The Washington Post reports:
“Sen. John Cornyn of Texas, the second-ranking Senate Republican who has in recent weeks become a more outward defender of President Donald Trump, and acting FBI director Andrew McCabe, who on Thursday contradicted the Trump White House on a range of topics, will interview Saturday to serve as the FBI’s permanent director, according to people familiar with the matter.
“The men are two of at least four people who will interview to replace James B. Comey, whom Trump suddenly fired earlier this week, the people said.
“The others are Alice Fisher, a white-collar defense lawyer who previously led the Justice Department’s criminal division, and Michael J. Garcia, a judge on the New York State Court of Appeals who previously served as the U.S. attorney for the Southern District of New York.”
Other names mentioned include two partisans, Rep. Trey Gowdy, R-S.C., and former congressman Mike Rogers, R-Mich., who were enmeshed in the Benghazi investigations that ultimately went nowhere. The notion that a partisan Republican would even be considered suggests a lack of appreciation for the damage done to the president’s credibility and the independence of the Russia investigation.
Among those interviewing the next director is Attorney General Jeff Sessions, whose participation in the firing of James B. Comey raises ethical and legal questions. Rod J. Rosenstein, the deputy attorney general whose memo was used as a pretext for firing Comey, is also participating. How are we to know if the contenders will be asked about the ongoing investigation? How will we know they will not be selected because they hint at a jaundiced view of the Russia investigation? (The investigation has metastasized with the report that the Justice Department is seeking “banking records of Paul Manafort as part of a widening of probes related to President Donald Trump’s former campaign associates and whether they colluded with Russia in interfering with the 2016 election.”) We won’t — unless the president’s conversations are in fact being recorded.
Democrats are threatening to stall the hearings on a new FBI director unless Rosenstein agrees to name a special counsel (to replace himself in overseeing the FBI probe into Russian interference in the election). However, they may reconsider after hearing his testimony this week in a briefing for all 100 senators. He may provide information and/or establish credibility with the Senate that persuades both Republicans and Democrats to leave him in place to continue investigating the Russia affair.

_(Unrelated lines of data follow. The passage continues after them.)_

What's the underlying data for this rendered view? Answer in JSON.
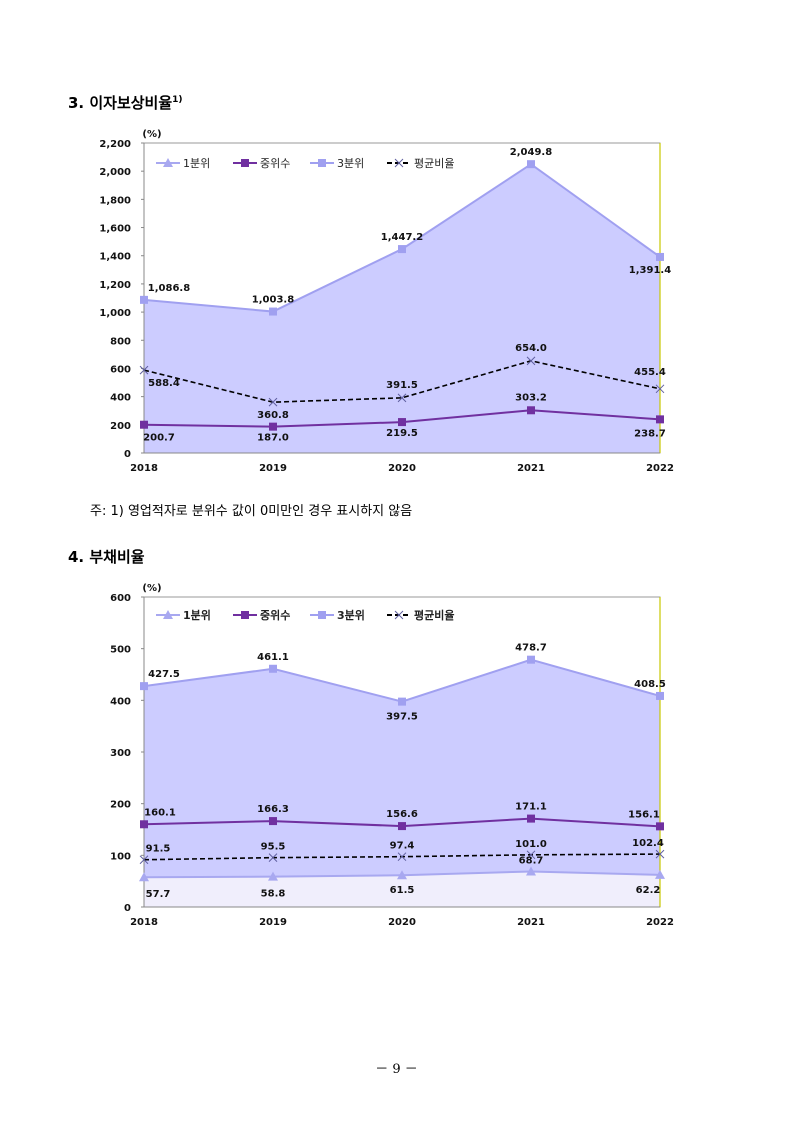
{
  "heading1": {
    "text": "3. 이자보상비율",
    "sup": "1)"
  },
  "note": "주: 1) 영업적자로 분위수 값이 0미만인 경우 표시하지 않음",
  "heading2": {
    "text": "4. 부채비율"
  },
  "page_number": "－ 9 －",
  "colors": {
    "q1": "#a8a8f0",
    "median": "#7030a0",
    "q3": "#a0a0f0",
    "avg": "#000000",
    "area": "#ccccff",
    "area_low": "#f0eefc"
  },
  "chart_data": [
    {
      "type": "line",
      "unit": "(%)",
      "categories": [
        "2018",
        "2019",
        "2020",
        "2021",
        "2022"
      ],
      "ylim": [
        0,
        2200
      ],
      "yticks": [
        "0",
        "200",
        "400",
        "600",
        "800",
        "1,000",
        "1,200",
        "1,400",
        "1,600",
        "1,800",
        "2,000",
        "2,200"
      ],
      "legend": {
        "placement": "top-left",
        "entries": [
          "1분위",
          "중위수",
          "3분위",
          "평균비율"
        ]
      },
      "series": [
        {
          "name": "3분위",
          "values": [
            1086.8,
            1003.8,
            1447.2,
            2049.8,
            1391.4
          ],
          "labels": [
            "1,086.8",
            "1,003.8",
            "1,447.2",
            "2,049.8",
            "1,391.4"
          ]
        },
        {
          "name": "평균비율",
          "values": [
            588.4,
            360.8,
            391.5,
            654.0,
            455.4
          ],
          "labels": [
            "588.4",
            "360.8",
            "391.5",
            "654.0",
            "455.4"
          ]
        },
        {
          "name": "중위수",
          "values": [
            200.7,
            187.0,
            219.5,
            303.2,
            238.7
          ],
          "labels": [
            "200.7",
            "187.0",
            "219.5",
            "303.2",
            "238.7"
          ]
        }
      ]
    },
    {
      "type": "line",
      "unit": "(%)",
      "categories": [
        "2018",
        "2019",
        "2020",
        "2021",
        "2022"
      ],
      "ylim": [
        0,
        600
      ],
      "yticks": [
        "0",
        "100",
        "200",
        "300",
        "400",
        "500",
        "600"
      ],
      "legend": {
        "placement": "top-left",
        "entries": [
          "1분위",
          "중위수",
          "3분위",
          "평균비율"
        ]
      },
      "series": [
        {
          "name": "3분위",
          "values": [
            427.5,
            461.1,
            397.5,
            478.7,
            408.5
          ],
          "labels": [
            "427.5",
            "461.1",
            "397.5",
            "478.7",
            "408.5"
          ]
        },
        {
          "name": "중위수",
          "values": [
            160.1,
            166.3,
            156.6,
            171.1,
            156.1
          ],
          "labels": [
            "160.1",
            "166.3",
            "156.6",
            "171.1",
            "156.1"
          ]
        },
        {
          "name": "평균비율",
          "values": [
            91.5,
            95.5,
            97.4,
            101.0,
            102.4
          ],
          "labels": [
            "91.5",
            "95.5",
            "97.4",
            "101.0",
            "102.4"
          ]
        },
        {
          "name": "1분위",
          "values": [
            57.7,
            58.8,
            61.5,
            68.7,
            62.2
          ],
          "labels": [
            "57.7",
            "58.8",
            "61.5",
            "68.7",
            "62.2"
          ]
        }
      ]
    }
  ]
}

There is no downside for Democrats and for conscientious Republicans in refusing to move forward with a permanent FBI director. For now, McCabe is doing the job. He’s the one person who we know Trump, Sessions and Rosenstein would have had no role in influencing. It’s not even clear the partisan Republicans will want a confirmation hearing for a new FBI director. This would devolve into a tutorial on obstruction of justice, queries about a White House taping system, a reaffirmation of the conclusion that Russia meddled in our election (which would contradict the president) and a critique of Trump’s alleged conversations with Comey.
The one measure that Congress does have within its power is appointment of a special commission or select committee, which would be within Congress’ domain. (The former would likely require legislation, which might need to be passed on a veto-proof majority.) They can do that now or in the future, depending on how well the Senate Intelligence Committee functions.
Where does that leave us? Perhaps the best arrangement would be to leave Rosenstein and McCabe in place and allow the Senate committee to continue its work on the Russia investigation. However, a separate investigation into the firing of Comey and potential obstruction of justice is essential. Both the president’s and the attorney general’s conduct must be examined. For that, Rosenstein must agree to appoint a special counsel (Rosenstein cannot investigate himself) and Congress should set up a select committee. That is the only feasible way to investigate whether Trump is guilty of either impeachable or illegal conduct.
Jennifer Rubin is a Washington Post columnist.